Obama, who believes government spends money more constructively than do those who earn it, warns that the sequester's budgetary nicks, amounting to one half of 1 percent of gross domestic product, will derail the economy. A similar jeremiad was heard in 1943 when economist Paul Samuelson, whose Keynesian assumptions have trickled down to Obama, said postwar cuts in government would mean “the greatest period of unemployment and industrial dislocation which any economy has ever faced.”
Federal spending did indeed shrink an enormous 40 percent in one year. And the economy boomed.
Because crises are government's excuse for growing, liberalism's motto is: Never let a crisis go unfabricated. But its promiscuous production of crises has made them boring.
Remember when, in the 1980s, thousands died from cancers caused by insufficient regulation of the chemical Alar sprayed on apples? No, you don't because this alarming prediction fizzled. Alar was not, after all, a risk.

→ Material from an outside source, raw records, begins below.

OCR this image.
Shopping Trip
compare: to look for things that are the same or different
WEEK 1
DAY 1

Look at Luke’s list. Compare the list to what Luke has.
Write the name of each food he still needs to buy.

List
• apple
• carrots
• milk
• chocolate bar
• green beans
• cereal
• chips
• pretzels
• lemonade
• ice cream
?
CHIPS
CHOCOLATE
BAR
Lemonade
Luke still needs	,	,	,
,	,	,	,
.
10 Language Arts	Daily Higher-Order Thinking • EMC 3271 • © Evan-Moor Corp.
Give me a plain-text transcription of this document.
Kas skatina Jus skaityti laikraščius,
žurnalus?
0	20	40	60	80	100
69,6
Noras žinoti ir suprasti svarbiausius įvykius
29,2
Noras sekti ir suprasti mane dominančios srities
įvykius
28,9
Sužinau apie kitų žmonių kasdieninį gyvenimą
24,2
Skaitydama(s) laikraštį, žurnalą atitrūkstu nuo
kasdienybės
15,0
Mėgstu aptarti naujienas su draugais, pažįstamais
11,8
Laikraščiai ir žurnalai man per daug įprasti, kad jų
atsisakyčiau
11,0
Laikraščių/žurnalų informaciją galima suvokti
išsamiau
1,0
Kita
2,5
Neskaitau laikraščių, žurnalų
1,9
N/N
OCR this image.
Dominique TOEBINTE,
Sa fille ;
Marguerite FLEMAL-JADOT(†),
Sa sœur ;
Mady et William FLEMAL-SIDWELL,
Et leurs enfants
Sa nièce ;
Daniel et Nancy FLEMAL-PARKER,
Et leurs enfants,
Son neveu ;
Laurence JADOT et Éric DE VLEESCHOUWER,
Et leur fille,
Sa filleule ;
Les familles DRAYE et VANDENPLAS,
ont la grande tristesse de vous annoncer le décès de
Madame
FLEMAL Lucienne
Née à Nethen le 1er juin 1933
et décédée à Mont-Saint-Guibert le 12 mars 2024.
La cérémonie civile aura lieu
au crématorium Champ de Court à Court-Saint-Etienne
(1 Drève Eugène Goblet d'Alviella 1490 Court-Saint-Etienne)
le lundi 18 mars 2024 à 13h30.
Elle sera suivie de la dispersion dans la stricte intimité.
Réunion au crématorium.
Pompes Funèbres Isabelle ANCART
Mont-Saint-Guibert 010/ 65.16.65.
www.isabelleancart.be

Remember when “a major cooling of the climate” was “widely considered inevitable” (New York Times, May 21, 1975) with “extensive Northern Hemisphere glaciation” (Science magazine, Dec. 10, 1976) which must “stand alongside nuclear war as a likely source of wholesale death and misery” (International Wildlife, July 1975)? Remember reports that “the world's climatologists are agreed” that we must “prepare for the next ice age” (Science Digest, February 1973)? Armadillos were leaving Nebraska, heading south, and heat-loving snails were scampering southward from European forests (Christian Science Monitor, Aug. 27, 1974). Newsweek (April 28, 1975) said meteorologists were “almost unanimous” that cooling would “reduce agricultural productivity.”
Today, while Obama prepares a governmental power grab to combat global warming, sensible Americans, tuckered out with apocalypse fatigue, are yawning through the catastrophe du jour, the sequester. They say: Cry “Havoc!” and let slip the hamsters of sequestration.